Future research priorities should include large-scale prospective cohort studies linking specific IHC profiles to longitudinally documented risk of dysplastic and carcinomatous progression; multi-centre, geographically diverse validation studies of the proposed tiered panel in real-world pathology laboratory settings; health economic analyses quantifying the cost-effectiveness of IHC panel implementation within national and regional cholecystectomy programmes in high-incidence countries; and development of AI-assisted digital pathology scoring tools to further standardize IHC interpretation and reduce observer variability across resource settings. The integration of IHC-based pre-malignant gallbladder lesion detection into national cancer screening strategies in high-incidence countries represents a genuinely achievable and potentially high-impact public health intervention whose prioritization within national cancer control strategies is strongly warranted and has the potential to reduce GBC-attributable mortality at population scale in high-incidence regions.
Strengths
This review has several methodological strengths.
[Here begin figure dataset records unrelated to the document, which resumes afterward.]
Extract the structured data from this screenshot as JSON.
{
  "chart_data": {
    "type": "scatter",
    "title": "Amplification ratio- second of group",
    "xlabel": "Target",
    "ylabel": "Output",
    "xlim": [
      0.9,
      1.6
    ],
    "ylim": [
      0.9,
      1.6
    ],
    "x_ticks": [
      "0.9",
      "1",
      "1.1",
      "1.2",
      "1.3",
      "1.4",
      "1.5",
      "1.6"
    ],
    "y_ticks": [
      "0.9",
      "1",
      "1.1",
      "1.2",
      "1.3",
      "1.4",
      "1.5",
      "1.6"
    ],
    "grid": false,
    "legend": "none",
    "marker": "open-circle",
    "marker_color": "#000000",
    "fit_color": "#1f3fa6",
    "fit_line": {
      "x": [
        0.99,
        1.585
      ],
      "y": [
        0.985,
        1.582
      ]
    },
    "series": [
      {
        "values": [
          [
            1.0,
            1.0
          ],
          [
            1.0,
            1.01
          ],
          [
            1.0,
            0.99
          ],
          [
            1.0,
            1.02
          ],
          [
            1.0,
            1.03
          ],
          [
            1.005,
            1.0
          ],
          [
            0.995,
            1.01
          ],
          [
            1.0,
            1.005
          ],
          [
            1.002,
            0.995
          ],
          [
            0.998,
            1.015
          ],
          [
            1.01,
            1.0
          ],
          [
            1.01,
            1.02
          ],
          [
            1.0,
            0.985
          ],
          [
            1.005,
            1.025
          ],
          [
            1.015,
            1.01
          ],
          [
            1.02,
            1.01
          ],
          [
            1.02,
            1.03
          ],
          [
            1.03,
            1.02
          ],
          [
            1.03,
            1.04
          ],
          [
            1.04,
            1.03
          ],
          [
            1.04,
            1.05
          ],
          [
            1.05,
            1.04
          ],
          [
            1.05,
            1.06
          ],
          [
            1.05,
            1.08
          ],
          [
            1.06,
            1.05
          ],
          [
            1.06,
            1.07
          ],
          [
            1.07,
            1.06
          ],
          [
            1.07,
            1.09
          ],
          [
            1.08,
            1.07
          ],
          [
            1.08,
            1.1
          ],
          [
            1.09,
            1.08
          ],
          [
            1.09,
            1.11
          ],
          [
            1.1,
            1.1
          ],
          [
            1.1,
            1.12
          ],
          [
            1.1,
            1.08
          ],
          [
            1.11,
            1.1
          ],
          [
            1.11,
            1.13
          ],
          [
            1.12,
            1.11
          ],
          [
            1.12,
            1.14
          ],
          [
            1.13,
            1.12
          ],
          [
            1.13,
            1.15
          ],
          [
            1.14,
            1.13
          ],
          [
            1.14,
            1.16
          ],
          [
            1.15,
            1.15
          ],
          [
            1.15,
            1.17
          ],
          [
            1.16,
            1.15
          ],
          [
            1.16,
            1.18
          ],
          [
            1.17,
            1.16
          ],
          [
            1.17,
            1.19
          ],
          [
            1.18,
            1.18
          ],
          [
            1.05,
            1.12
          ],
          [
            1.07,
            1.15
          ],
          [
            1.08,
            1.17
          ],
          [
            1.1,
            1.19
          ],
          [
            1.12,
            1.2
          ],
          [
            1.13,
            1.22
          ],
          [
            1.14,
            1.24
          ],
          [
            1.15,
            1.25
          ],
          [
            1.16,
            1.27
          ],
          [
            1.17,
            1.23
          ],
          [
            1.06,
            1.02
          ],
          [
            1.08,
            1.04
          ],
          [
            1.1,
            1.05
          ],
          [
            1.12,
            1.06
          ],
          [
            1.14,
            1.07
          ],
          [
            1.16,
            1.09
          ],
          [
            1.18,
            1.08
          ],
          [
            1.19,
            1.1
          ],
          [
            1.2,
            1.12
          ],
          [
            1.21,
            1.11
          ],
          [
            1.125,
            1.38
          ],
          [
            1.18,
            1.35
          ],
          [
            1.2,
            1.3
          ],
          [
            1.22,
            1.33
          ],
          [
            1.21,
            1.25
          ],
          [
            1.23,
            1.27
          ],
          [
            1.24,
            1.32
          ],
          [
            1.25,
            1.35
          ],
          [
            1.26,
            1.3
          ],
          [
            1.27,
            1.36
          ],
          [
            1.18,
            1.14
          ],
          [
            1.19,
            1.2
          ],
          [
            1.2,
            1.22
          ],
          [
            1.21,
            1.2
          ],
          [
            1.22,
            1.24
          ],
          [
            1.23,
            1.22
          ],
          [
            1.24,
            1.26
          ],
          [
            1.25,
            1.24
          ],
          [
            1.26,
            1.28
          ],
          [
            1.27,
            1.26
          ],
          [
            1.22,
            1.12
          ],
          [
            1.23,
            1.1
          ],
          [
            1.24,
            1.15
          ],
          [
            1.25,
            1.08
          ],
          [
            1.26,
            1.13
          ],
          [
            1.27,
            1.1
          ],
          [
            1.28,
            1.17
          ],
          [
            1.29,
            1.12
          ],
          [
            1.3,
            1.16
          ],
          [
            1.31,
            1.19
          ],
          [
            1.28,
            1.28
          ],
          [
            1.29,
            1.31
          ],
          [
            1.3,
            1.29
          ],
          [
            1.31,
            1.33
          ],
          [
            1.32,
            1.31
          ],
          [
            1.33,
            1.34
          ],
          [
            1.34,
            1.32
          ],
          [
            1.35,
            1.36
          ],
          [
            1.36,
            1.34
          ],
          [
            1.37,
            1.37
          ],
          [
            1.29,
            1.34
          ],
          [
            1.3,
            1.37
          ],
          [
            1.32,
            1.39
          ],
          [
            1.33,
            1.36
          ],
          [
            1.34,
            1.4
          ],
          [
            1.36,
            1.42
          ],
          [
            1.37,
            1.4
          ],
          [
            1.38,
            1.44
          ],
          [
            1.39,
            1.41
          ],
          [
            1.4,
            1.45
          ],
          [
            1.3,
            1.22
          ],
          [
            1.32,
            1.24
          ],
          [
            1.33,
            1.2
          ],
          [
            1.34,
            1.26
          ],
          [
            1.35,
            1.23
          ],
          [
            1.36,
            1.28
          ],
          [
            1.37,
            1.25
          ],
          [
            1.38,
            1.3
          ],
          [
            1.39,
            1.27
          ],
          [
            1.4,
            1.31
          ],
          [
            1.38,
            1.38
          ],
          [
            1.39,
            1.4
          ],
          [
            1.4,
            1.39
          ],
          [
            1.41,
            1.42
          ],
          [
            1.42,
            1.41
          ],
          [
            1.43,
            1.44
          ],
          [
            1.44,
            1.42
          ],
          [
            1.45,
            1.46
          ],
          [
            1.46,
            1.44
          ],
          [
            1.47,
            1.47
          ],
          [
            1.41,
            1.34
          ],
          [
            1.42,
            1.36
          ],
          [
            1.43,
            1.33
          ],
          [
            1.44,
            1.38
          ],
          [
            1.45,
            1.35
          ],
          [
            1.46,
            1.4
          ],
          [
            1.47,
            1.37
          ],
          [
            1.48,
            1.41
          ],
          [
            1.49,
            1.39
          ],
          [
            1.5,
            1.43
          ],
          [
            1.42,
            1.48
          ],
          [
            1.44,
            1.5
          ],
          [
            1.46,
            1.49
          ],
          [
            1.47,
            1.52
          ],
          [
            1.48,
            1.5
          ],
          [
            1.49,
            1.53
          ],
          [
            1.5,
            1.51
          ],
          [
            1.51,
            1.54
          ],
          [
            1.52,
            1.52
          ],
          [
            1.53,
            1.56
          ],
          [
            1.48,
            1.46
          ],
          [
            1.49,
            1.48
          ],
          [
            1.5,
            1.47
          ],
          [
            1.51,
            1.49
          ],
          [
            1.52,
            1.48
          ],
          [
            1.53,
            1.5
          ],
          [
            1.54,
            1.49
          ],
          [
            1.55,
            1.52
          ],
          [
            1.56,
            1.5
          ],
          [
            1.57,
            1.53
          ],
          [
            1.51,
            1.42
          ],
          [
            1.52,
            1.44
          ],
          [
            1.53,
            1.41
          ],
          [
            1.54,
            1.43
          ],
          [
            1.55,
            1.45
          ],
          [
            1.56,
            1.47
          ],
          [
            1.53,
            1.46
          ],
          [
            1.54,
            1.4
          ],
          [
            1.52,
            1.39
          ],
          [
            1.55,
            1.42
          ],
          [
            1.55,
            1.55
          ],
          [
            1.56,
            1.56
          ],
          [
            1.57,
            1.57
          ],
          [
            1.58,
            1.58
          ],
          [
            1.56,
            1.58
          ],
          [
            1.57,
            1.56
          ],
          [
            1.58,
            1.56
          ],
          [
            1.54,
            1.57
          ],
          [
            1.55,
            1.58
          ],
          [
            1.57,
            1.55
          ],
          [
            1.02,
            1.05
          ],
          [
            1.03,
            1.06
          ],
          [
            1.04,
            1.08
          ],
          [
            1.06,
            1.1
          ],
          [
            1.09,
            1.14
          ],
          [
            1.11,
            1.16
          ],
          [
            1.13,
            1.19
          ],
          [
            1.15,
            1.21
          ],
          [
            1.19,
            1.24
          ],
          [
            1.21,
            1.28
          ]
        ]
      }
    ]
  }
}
The comprehensive multi-database search strategy, prospective PROSPERO registration, adherence to PRISMA 2020 reporting standards, dual independent review with excellent inter-rater agreement (kappa 0.84), bivariate random-effects diagnostic accuracy meta-analyses and explicit subgroup and sensitivity analyses collectively constitute a rigorous evidence synthesis. The geographic breadth of included studies (28 countries), encompassing both high-income and low-to-middle-income settings, is particularly relevant to the resource-stratification aims of the review and is unprecedented in scope for a review on this topic.
Limitations
Several limitations must be acknowledged. Substantial technical heterogeneity in antibody clones, antigen retrieval conditions and IHC scoring systems across included studies, despite subgroup analyses, introduces uncertainty in the interpretation of pooled estimates and limits direct cross-study comparability. The predominant reliance on retrospective cholecystectomy specimens introduces selection bias, as the most diagnostically challenging cases-those with intermediate or equivocal morphology for which IHC adjudication is most clinically needed-may be underrepresented relative to clear-cut diagnostic categories. The absence of standardized longitudinal follow-up data in most included studies precludes definitive statements about the relationship between specific IHC profiles and the actual risk of progression from pre-malignant lesions to invasive carcinoma-the most clinically critical question from a preventive pathology standpoint. Cost estimates for IHC reagents, while drawn from published literature and supplier databases in low-to-middle-income country settings, are inherently approximate and may differ substantially based on local procurement contracts, government subsidy programmes and currency fluctuations.
Conflicts of Interest
The authors declare that they have no competing interests relevant to this work.
Ethical Approval
Not applicable. This study is a secondary analysis of previously published data and did not involve collection of new data from human participants or animals.